Sometimes I'm asked what it's like to learn German. Is it difficult or easy? In trying to describe my own experience, I've come to rely on the following exercise: try, for the next five minutes, to speak backwards in English. That is, instead of saying, "That's a stupid idea fit for a fool" you would say "fool a for fit idea stupid a that's". Of course, this is only roughly approximate and in some ways is more difficult than speaking German, but it highlights what I think is the most difficult aspect of the language to grasp, and that's its word order, especially the placement of the verb.
Mark Twain, in his hilarious essay on "The Awful German Language" published as an appendix to his 1880 book A Tramp Abroad, has said it best:
German books are easy enough to read when you hold them before the looking-glass or stand on your head - so as to reverse the construction - but I think that to learn to read and understand a German newspaper is a thing which must always remain an impossibility to a foreigner.
The sentence construction in German is best brought out by rendering a literal translation into English. And once again, Mark Train has a sterling example. He writes:
I will make a perfectly literal translation, and throw in the parenthesis-marks and some hyphens for the assistance of the reader - though in the original there are no parenthesis-marks or hyphens, and the reader is left to flounder through to the remote verb the best way he can:
'But when he, upon the street, the (in-satin-and-silk-covered- now-very-unconstrained-after-the-newest-fashioned-dressed) government counselor's wife MET,' etc., etc.

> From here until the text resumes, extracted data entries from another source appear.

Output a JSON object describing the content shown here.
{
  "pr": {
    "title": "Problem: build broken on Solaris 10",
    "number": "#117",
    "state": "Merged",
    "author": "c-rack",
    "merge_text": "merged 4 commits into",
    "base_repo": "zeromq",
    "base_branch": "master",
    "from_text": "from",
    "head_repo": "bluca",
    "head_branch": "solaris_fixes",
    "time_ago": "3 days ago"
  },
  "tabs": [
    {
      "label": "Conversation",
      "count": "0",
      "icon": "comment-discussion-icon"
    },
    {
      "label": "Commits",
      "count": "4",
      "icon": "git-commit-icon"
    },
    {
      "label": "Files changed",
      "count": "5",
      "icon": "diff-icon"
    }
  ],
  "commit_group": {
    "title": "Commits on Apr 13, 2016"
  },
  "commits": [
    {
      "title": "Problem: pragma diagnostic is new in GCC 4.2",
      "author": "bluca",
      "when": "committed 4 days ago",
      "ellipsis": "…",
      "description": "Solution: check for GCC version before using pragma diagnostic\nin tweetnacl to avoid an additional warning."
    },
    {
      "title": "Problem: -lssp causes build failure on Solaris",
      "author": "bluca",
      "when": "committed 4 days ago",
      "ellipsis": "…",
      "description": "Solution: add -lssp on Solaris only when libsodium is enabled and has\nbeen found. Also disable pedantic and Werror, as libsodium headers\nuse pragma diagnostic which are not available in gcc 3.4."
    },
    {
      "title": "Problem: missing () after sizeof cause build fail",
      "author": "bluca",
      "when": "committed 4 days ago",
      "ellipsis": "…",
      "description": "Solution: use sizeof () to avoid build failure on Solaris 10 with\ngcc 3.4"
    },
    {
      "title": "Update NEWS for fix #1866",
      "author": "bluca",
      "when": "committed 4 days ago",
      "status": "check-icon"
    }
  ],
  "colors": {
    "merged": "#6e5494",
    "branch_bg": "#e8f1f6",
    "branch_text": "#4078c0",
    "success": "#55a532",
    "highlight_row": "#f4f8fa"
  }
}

That is from THE OLD MAMSELLE'S SECRET, by Mrs. Marlitt. And that sentence is constructed upon the most approved German model. You observe how far that verb is from the reader's base of operations...
Precisely.
All joking aside, once you get past the initial difficulties, German opens up in quite extraordinary ways. In fact, I now find the deutsche Sprache to be quite rhythmic and beautiful. Ich liebe es!